Texas Notes: Trumpkin

 
   Austin bureau chief Caren Jeskey this week unholsters her political side and provides some welcome covering fire in our all-out melee. 

     I did something bad tonight. 
      I'm glad I did, and would do it again. 
     As I took an evening stroll I noticed a piece of paper stapled to a wooden post under a bright streetlight. It rudely accosted my eyes with its bold black letters and critique of the best hope we have today. It read “Quid Pro Quo Joe wants to lock us down, raise our taxes and take us back to perpetual war.” 
     It took me a moment to process what I was looking at and my mind screamed “no, no, no!” I live in a decidedly Bye Don neighborhood and this cannot be tolerated. I screeched to a halt in my Birkenstock tracks. My first impulse was to tear it down, but I stopped myself. That would not be right. We all have a right to express our opinions.
     The next thing I knew I’d ripped it right off and crumpled it up in one fell swoop, a hawk ending its prey. I looked around to be sure no one saw and just then a man in a motorized wheel chair came racing by having a non-sensical yelling match with an invisible person in his head. First I thought he was reacting to my act of violence against the signage but he just kept going. Of course being the social worker that I am I wondered about this guy’s diagnosis and if he needs medical care. I opted for not intervening and just hope he made it home okay. Back to the message that need not be entertained.
     Lock us down? You mean stop us from becoming a super spreader nation of unnecessary death? I’m sure I heard Kamala and Joe say multiple times that taxes will be raised only for those making $400K or more a year. I’ve been hearing in the news that billionaires are doing better than ever since COVID. According to an article last week about the super rich (www.theguardian.com/business/2020/oct/07/covid-19-crisis-boosts-the-fortunes-of-worlds-billionaires) “a report by Swiss bank UBS found that billionaires increased their wealth by more than a quarter (27.5%) at the height of the crisis from April to July, just as millions of people around the world lost their jobs or were struggling to get by on government schemes.” How much longer can we tolerate this grossly unethical and unsustainable financial structure?
     Perpetual war?
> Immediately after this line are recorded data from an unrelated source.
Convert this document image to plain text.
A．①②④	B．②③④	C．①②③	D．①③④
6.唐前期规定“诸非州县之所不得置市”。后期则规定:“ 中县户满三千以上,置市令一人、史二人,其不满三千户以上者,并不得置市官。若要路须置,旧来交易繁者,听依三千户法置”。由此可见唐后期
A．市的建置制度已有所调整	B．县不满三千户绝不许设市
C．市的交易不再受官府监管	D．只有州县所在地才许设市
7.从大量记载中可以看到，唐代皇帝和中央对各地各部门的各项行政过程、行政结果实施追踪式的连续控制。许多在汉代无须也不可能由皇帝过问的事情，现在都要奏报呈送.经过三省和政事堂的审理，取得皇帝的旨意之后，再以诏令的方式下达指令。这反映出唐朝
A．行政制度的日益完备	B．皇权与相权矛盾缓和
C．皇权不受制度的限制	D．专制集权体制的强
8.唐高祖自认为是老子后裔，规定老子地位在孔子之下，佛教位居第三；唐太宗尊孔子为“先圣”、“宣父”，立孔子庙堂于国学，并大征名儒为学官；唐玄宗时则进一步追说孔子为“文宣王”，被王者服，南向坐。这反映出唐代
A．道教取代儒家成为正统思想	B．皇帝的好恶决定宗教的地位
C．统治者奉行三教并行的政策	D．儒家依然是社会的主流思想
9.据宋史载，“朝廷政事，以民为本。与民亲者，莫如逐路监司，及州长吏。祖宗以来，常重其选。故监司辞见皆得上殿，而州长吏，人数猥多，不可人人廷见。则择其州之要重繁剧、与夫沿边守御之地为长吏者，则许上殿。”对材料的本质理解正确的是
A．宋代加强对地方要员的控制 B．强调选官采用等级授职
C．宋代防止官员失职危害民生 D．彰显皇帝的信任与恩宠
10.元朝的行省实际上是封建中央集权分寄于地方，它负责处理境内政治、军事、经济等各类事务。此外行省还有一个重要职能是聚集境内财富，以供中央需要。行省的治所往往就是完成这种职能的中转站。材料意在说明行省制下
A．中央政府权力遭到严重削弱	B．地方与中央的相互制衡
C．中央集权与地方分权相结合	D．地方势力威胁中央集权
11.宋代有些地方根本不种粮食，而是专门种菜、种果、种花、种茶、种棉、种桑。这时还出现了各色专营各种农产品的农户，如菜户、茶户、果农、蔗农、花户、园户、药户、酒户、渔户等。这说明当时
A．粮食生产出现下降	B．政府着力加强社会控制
Kind of like what we are now at risk for since the Orangesicle has imposed sanctions that are harming innocent Iranians and putting us at a greater risk of nuclear war?
     Malarky, I say and we won’t stand for it in our neighborhood; however, I still regret taking the sign down and maybe I’ll staple it back up today. The fact that it’s crumpled may send enough of a message. It must be hard for the very small smattering of red ones with MAGA and other surreal signage to exist among the sea of “Black Lives Matter “ and “Trumpkin: Orange on the Outside Hollow on the Inside” yard signs. Hard for them to watch the world stand up against the old-guard while they are still immersed. Clinging to a U S of A that hasn’t been and will never be. A place where intolerance gets a foothold and doesn’t slip.
     The silver lining in all of this is that just as schools were integrated and the Jim Crow South was called to task during our last historical period of nationwide ongoing protests—at least publicly if not behind closed doors—the good people of our nation are standing up again.      
     Desperate clinging to the good ol’ days is a bad idea. Just as we cant fight father time, we cannot stop the winds of change that are rapidly propelling us into a world where choice trumps all. We can marry who we want, self-proclaim our gender pronouns, love who we want to love, mix and mingle with whomever we chose, stand up to bullies and harassers, stop abuses of power and feel free to be who we are rather than who a washed up puritanical society tells us we can or cannot be. Where we uphold our promise to keep the church and the state separate. Oh wait, I forgot about the Coney Barrett hearings. Shit.
     For now it’s progress, not perfection, and I am ok with tearing down the walls of heartache every chance I get.